The menu of unintended consequences

I once tried to help my assistant’s paralyzed father communicate by creating a picture menu of food, comfort, and family. At first, it worked wonders—too well. Now he sits like a king, summoning relatives every fifteen minutes to point at his next desire, often leaving things unfinished. The family is exhausted, sometimes hiding the menu, only to face tears and demands for its return. A small act of kindness became a lesson in unintended consequences.


There’s a special category of human behavior I’ve come to appreciate over the years: good intentions with terrible side effects. You know, the kind of thing where you try to solve one problem, only to create three more, usually funnier and more frustrating than the original.

A few years back, my domestic assistant—who has been with my company since 2011 and is basically family—was telling me about his father. His father had suffered a devastating stroke, leaving him half-paralyzed and unable to speak. A tragic, difficult situation. The family would spend ages asking him fifty different questions, getting only grunts for yes or no, just to guess what he wanted.

As we sat one afternoon on my porch in the Himalayas, I imagined what it must be like for him: locked inside your body, unable to communicate beyond “water” or “bathroom.” I felt sympathetic, and my inner engineer kicked in.

“He needs a menu,” I said.

And that’s exactly what I built. In true over-engineered fashion, I whipped up a polished menu in Google Slides. Pictures of water, chicken, mutton, roti, paratha, eggs, vegetables. Then pillows, blankets, medicine, the hospital sign. And for good measure, I added the most important people in his life—pulled straight from my Google Photos archive. With this tool, I thought, he could finally express himself with clarity.

It worked brilliantly. Too brilliantly.

The first time I asked my assistant if they had printed it out, he was excited. The next time I asked, he sighed, rolled his eyes, and gave me the universal look of regret: “Oh my god, what have you done?”

As it turns out, his father now sits around all day with the menu, summoning family members every fifteen minutes to point at what he wants. Water, then chicken, then the pillow, then TV. He doesn’t always finish what he asks for, but the requests keep coming. He naps, wakes up, calls someone, points to the menu, then repeats the cycle.

One day, in exasperation, his wife hid the menu. He spent the entire day searching for it, eventually breaking down in tears until she gave it back. Now the family dares not touch it. In poor, rural India, the patriarch is the patriarch. Whatever he wants, whenever he wants, he gets. And now, armed with my well-intentioned menu, he has become unstoppable.

It’s funny, but also serious. What started as an act of empathy became a source of frustration, waste, and even resentment. Instead of gratitude for the family who tends to his needs, the menu turned him into a full-time requester. His son told me, half amused and half defeated: “He asks for things every 15 minutes and doesn’t even finish them.”

This whole episode made me think about how easily good intentions can backfire when we don’t fully anticipate the ripple effects. By making it easier for him to ask, I also made it harder for the family to give. The menu became not just a tool of communication, but a tool of demand.

There’s a lesson here about balance.

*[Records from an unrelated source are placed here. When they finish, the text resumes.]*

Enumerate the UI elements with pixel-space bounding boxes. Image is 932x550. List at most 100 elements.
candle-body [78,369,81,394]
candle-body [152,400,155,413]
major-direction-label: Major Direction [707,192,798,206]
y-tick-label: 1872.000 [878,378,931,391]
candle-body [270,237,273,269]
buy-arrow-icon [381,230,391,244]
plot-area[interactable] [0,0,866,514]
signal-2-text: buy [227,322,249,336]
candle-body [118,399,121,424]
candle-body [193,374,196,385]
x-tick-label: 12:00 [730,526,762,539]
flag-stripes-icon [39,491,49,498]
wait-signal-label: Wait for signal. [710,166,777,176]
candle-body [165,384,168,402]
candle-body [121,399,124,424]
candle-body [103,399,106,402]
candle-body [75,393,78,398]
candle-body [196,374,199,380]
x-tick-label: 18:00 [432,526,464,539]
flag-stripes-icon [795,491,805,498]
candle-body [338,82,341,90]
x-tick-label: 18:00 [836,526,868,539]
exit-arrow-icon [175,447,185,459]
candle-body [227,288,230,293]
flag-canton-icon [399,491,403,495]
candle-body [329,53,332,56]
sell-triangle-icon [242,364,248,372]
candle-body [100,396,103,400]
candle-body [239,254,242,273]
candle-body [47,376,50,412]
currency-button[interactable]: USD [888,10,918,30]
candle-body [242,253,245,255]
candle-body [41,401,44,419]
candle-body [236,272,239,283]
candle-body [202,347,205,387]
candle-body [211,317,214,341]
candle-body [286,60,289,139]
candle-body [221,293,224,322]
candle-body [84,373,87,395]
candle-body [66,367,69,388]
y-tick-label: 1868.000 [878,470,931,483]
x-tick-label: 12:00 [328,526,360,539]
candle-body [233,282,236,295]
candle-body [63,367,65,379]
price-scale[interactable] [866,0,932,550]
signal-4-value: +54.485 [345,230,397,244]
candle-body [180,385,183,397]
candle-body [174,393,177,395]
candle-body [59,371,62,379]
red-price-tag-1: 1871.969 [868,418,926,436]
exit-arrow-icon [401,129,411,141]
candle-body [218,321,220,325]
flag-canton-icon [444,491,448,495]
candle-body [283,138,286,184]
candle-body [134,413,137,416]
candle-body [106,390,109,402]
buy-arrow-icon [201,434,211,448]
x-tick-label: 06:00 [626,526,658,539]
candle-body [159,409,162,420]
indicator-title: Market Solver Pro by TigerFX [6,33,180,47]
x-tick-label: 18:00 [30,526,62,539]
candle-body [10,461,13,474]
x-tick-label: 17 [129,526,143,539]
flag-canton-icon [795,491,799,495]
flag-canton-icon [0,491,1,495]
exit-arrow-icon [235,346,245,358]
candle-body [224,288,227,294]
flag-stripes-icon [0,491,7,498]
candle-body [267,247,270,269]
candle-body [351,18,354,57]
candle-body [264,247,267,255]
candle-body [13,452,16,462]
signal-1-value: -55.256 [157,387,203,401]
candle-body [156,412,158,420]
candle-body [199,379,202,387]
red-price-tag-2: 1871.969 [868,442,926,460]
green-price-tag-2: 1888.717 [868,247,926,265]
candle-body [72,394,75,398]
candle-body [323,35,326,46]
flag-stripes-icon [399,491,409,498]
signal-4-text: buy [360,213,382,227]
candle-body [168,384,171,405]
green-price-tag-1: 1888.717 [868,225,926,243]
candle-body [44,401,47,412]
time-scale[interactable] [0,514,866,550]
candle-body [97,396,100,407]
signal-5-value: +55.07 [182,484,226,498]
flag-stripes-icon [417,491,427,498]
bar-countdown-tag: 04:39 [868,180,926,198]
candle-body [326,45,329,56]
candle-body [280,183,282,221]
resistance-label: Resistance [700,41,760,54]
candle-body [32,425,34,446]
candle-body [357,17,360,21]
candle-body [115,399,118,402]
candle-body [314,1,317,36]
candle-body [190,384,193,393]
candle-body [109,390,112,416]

About how gratitude has to move in both directions. About how giving people the means to express themselves—or to get what they want—doesn’t automatically create harmony. Sometimes, it creates the opposite.

Still, I can’t help but laugh. Every time my assistant updates me with new stories of his father’s relentless menu demands, I imagine the man sitting there like a retired king, summoning the court every fifteen minutes. It’s tragic. It’s frustrating. And it’s hilarious.

Because in the end, that’s the truth about unintended consequences: they remind us that human solutions are rarely perfect, and sometimes the funniest failures are born from the kindest intentions.